Apologies for the delayed response. Busy afternoon. I don't have a good answer for your question. All I know is that the post-hoc analysis of ASSURE and the data presented in the patent was very impressive to me as evidence of synergy. Most of the data in the patent is related to the reductions in the percent atheroma volume (PAV); apabetalone+rosuvastatin elicited a 1.43% to 2.04% reduction in PAV  (depending on rosuvastatin dose) in just 6 months in those patients with below median HDL-C (<39 mg/dL), whereas rosuvastatin alone elicited only ~0.6% reduction. That's impressive!
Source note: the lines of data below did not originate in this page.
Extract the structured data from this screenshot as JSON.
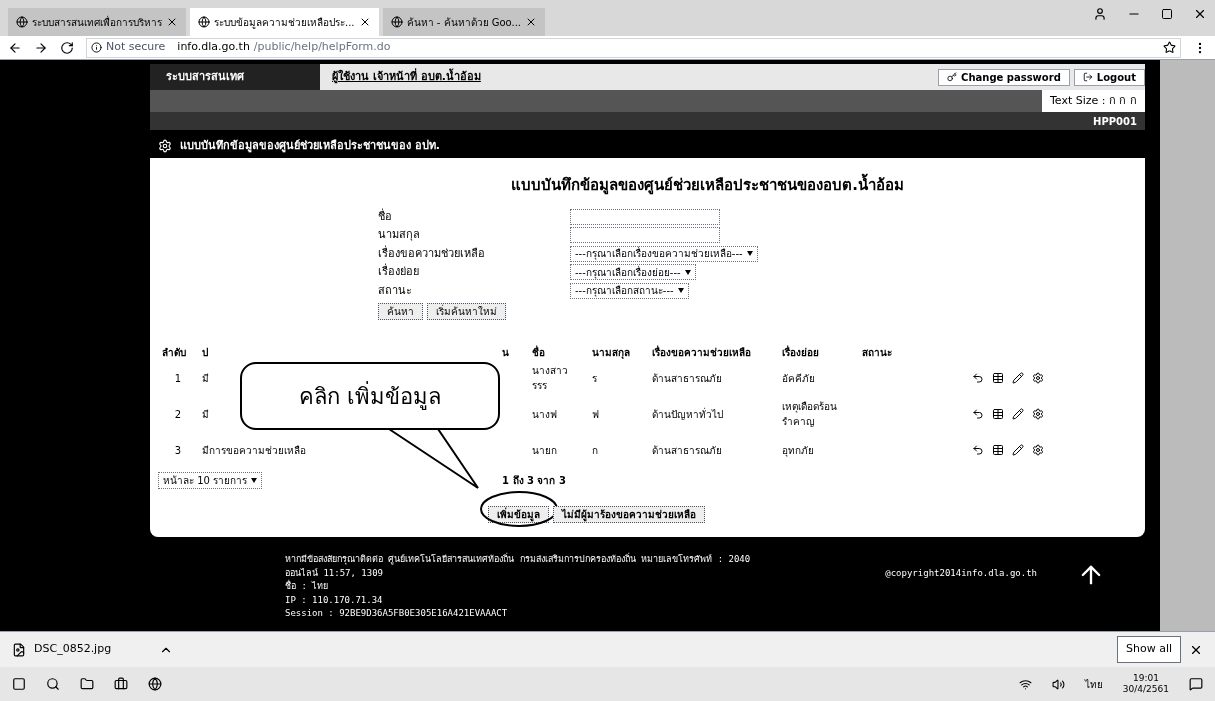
{
  "browser": {
    "tabs": [
      {
        "title": "ระบบสารสนเทศเพื่อการบริหาร",
        "selected": false
      },
      {
        "title": "ระบบข้อมูลความช่วยเหลือประ...",
        "selected": true
      },
      {
        "title": "ค้นหา - ค้นหาด้วย Goo...",
        "selected": false
      }
    ],
    "security": "Not secure",
    "url": "info.dla.go.th",
    "url_path": "/public/help/helpForm.do"
  },
  "header": {
    "app_tab": "ระบบสารสนเทศ",
    "user": "ผู้ใช้งาน เจ้าหน้าที่ อบต.น้ำอ้อม",
    "change_password": "Change password",
    "logout": "Logout",
    "text_size": "Text Size : ก ก ก",
    "code": "HPP001"
  },
  "section_title": "แบบบันทึกข้อมูลของศูนย์ช่วยเหลือประชาชนของ อปท.",
  "form": {
    "title": "แบบบันทึกข้อมูลของศูนย์ช่วยเหลือประชาชนของอบต.น้ำอ้อม",
    "fields": [
      {
        "label": "ชื่อ",
        "kind": "text"
      },
      {
        "label": "นามสกุล",
        "kind": "text"
      },
      {
        "label": "เรื่องขอความช่วยเหลือ",
        "kind": "select",
        "value": "---กรุณาเลือกเรื่องขอความช่วยเหลือ---"
      },
      {
        "label": "เรื่องย่อย",
        "kind": "select",
        "value": "---กรุณาเลือกเรื่องย่อย---"
      },
      {
        "label": "สถานะ",
        "kind": "select",
        "value": "---กรุณาเลือกสถานะ---"
      }
    ],
    "buttons": [
      "ค้นหา",
      "เริ่มค้นหาใหม่"
    ]
  },
  "table": {
    "columns": [
      "ลำดับ",
      "ป",
      "น",
      "ชื่อ",
      "นามสกุล",
      "เรื่องขอความช่วยเหลือ",
      "เรื่องย่อย",
      "สถานะ"
    ],
    "rows": [
      {
        "no": "1",
        "column_2": "มี",
        "name": "นางสาว รรร",
        "surname": "ร",
        "topic": "ด้านสาธารณภัย",
        "subtopic": "อัคคีภัย"
      },
      {
        "no": "2",
        "column_2": "มี",
        "name": "นางฟ",
        "surname": "ฟ",
        "topic": "ด้านปัญหาทั่วไป",
        "subtopic": "เหตุเดือดร้อนรำคาญ"
      },
      {
        "no": "3",
        "column_2": "มีการขอความช่วยเหลือ",
        "name": "นายก",
        "surname": "ก",
        "topic": "ด้านสาธารณภัย",
        "subtopic": "อุทกภัย"
      }
    ],
    "page_size": "หน้าละ 10 รายการ",
    "summary": "1 ถึง 3 จาก 3"
  },
  "actions": [
    "เพิ่มข้อมูล",
    "ไม่มีผู้มาร้องขอความช่วยเหลือ"
  ],
  "callout": "คลิก เพิ่มข้อมูล",
  "footer": {
    "lines": [
      "หากมีข้อสงสัยกรุณาติดต่อ ศูนย์เทคโนโลยีสารสนเทศท้องถิ่น กรมส่งเสริมการปกครองท้องถิ่น หมายเลขโทรศัพท์ : 2040",
      "ออนไลน์ 11:57, 1309",
      "ชื่อ : ไทย",
      "IP : 110.170.71.34",
      "Session : 92BE9D36A5FB0E305E16A421EVAAACT"
    ],
    "copyright": "@copyright2014info.dla.go.th"
  },
  "downloads": {
    "file": "DSC_0852.jpg",
    "show_all": "Show all"
  },
  "taskbar": {
    "time": "19:01",
    "date": "30/4/2561",
    "language": "ไทย"
  }
}
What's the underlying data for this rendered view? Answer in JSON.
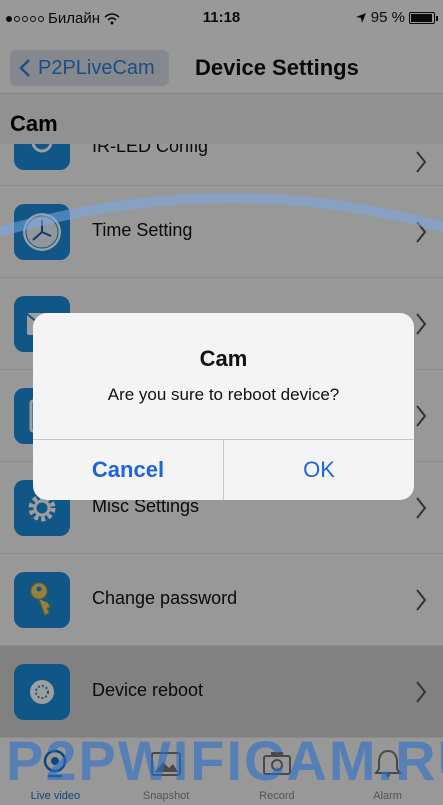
{
  "status_bar": {
    "carrier": "Билайн",
    "time": "11:18",
    "battery_text": "95 %",
    "battery_level": 0.95
  },
  "nav": {
    "back_label": "P2PLiveCam",
    "title": "Device Settings"
  },
  "section": {
    "title": "Cam"
  },
  "list_items": [
    {
      "label": "IR-LED Config",
      "icon": "ir-led-icon"
    },
    {
      "label": "Time Setting",
      "icon": "clock-icon"
    },
    {
      "label": "",
      "icon": "mail-icon"
    },
    {
      "label": "",
      "icon": "storage-icon"
    },
    {
      "label": "Misc Settings",
      "icon": "gear-icon"
    },
    {
      "label": "Change password",
      "icon": "key-icon"
    },
    {
      "label": "Device reboot",
      "icon": "reboot-icon"
    }
  ],
  "dialog": {
    "title": "Cam",
    "message": "Are you sure to reboot device?",
    "cancel_label": "Cancel",
    "ok_label": "OK"
  },
  "tabs": [
    {
      "label": "Live video",
      "icon": "live-video-icon"
    },
    {
      "label": "Snapshot",
      "icon": "snapshot-icon"
    },
    {
      "label": "Record",
      "icon": "record-icon"
    },
    {
      "label": "Alarm",
      "icon": "alarm-icon"
    }
  ],
  "watermark": "P2PWIFICAM.RU",
  "colors": {
    "accent": "#1f64d9",
    "icon_bg": "#1b8bd8"
  }
}
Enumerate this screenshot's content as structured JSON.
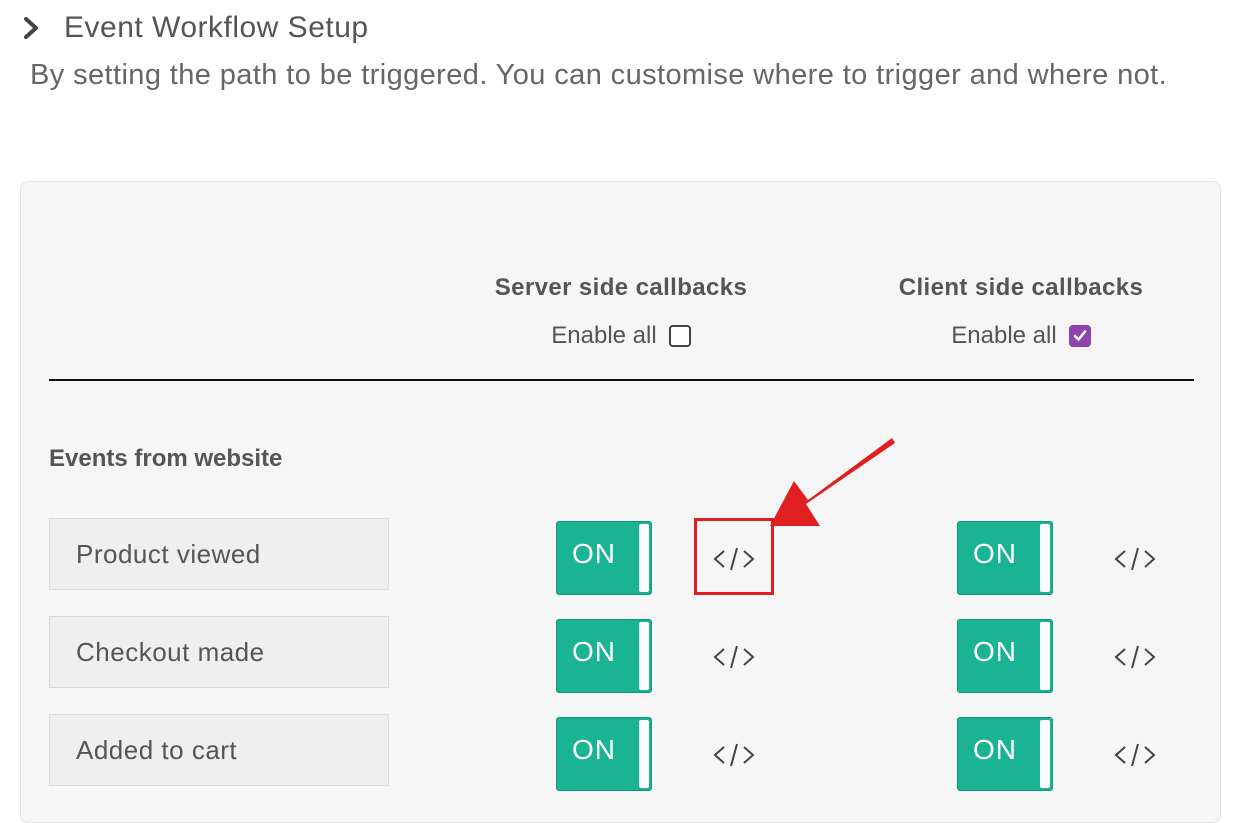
{
  "header": {
    "title": "Event Workflow Setup",
    "icon": "chevron-right-icon",
    "description": "By setting the path to be triggered. You can customise where to trigger and where not."
  },
  "columns": {
    "server": {
      "title": "Server side callbacks",
      "enable_all_label": "Enable all",
      "enable_all_checked": false
    },
    "client": {
      "title": "Client side callbacks",
      "enable_all_label": "Enable all",
      "enable_all_checked": true
    }
  },
  "section": {
    "label": "Events from website"
  },
  "events": [
    {
      "label": "Product viewed",
      "server_toggle": "ON",
      "client_toggle": "ON"
    },
    {
      "label": "Checkout made",
      "server_toggle": "ON",
      "client_toggle": "ON"
    },
    {
      "label": "Added to cart",
      "server_toggle": "ON",
      "client_toggle": "ON"
    }
  ],
  "colors": {
    "toggle_on": "#1ab394",
    "checkbox_checked": "#8e44ad",
    "annotation": "#e02020"
  }
}
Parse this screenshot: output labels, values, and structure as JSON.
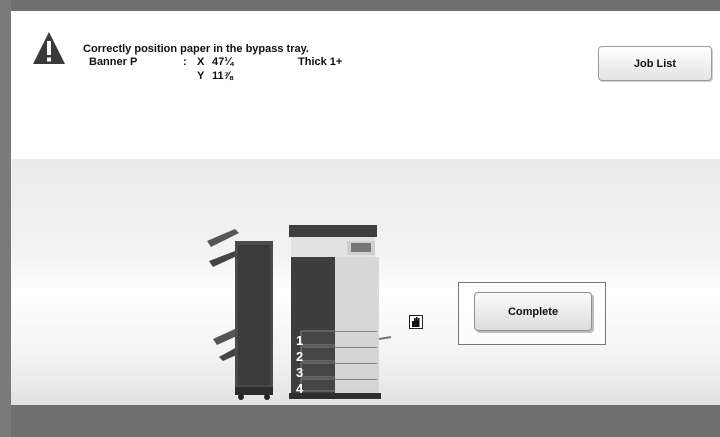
{
  "message": {
    "line1": "Correctly position paper in the bypass tray.",
    "paper_name": "Banner P",
    "separator": ":",
    "x_label": "X",
    "x_value": "47¼",
    "y_label": "Y",
    "y_value": "11⅞",
    "paper_type": "Thick 1+"
  },
  "buttons": {
    "job_list": "Job List",
    "complete": "Complete"
  },
  "trays": [
    "1",
    "2",
    "3",
    "4"
  ],
  "icons": {
    "warning": "warning-icon",
    "hand": "bypass-tray-hand-icon"
  },
  "colors": {
    "frame": "#6f6f6f",
    "panel": "#ffffff",
    "warning": "#2a2a2a"
  }
}
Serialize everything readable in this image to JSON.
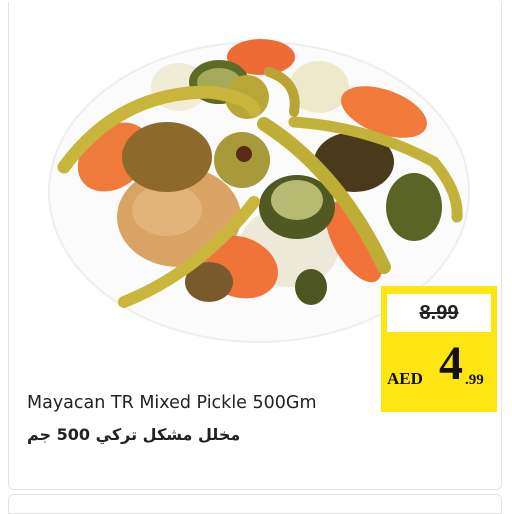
{
  "product": {
    "image_name": "mixed-pickle-plate-photo",
    "name_en": "Mayacan TR Mixed Pickle 500Gm",
    "name_ar": "مخلل مشكل تركي 500 جم"
  },
  "price": {
    "old": "8.99",
    "currency": "AED",
    "integer": "4",
    "decimal": ".99"
  },
  "colors": {
    "price_bg": "#ffe512",
    "text": "#222222",
    "card_border": "#e3e3e3"
  }
}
In BETonMACE, all patients will be low-HDL and according to the BETonMACE design poster have a median of 33 mg/dL. The key apabetalone responder group seems to be low-HDL and rosuvastatin, with better plaque reduction seen in the higher rosuvastatin doses. High-dose statin thereapy is standard of care for these acute ACS patients in BETonMACE. 46% of BETonMACE patients will be on high dose rosuvastatin (20 mg or 40 mg per day rosuvastatin) according to the BETonMACE design poster.  

There is some MACE data in the patent (Figures 6 and 7), but as I've mentioned before this is 5-point MACE, most of the events tallied were not the hard 3-point MACE, and this is all based upon a pretty small number of event observations. So lots of caveats. But that graph in Figure 7 showing the 17.4% (rosuvastatin, low-HDL-C) vs. 1.6% (rosuvastatin+apabetalone, low-HDL-C) cumulative MACE event rate is quite sweet to think about potentially replicating in BETonMACE for 3-point MACE!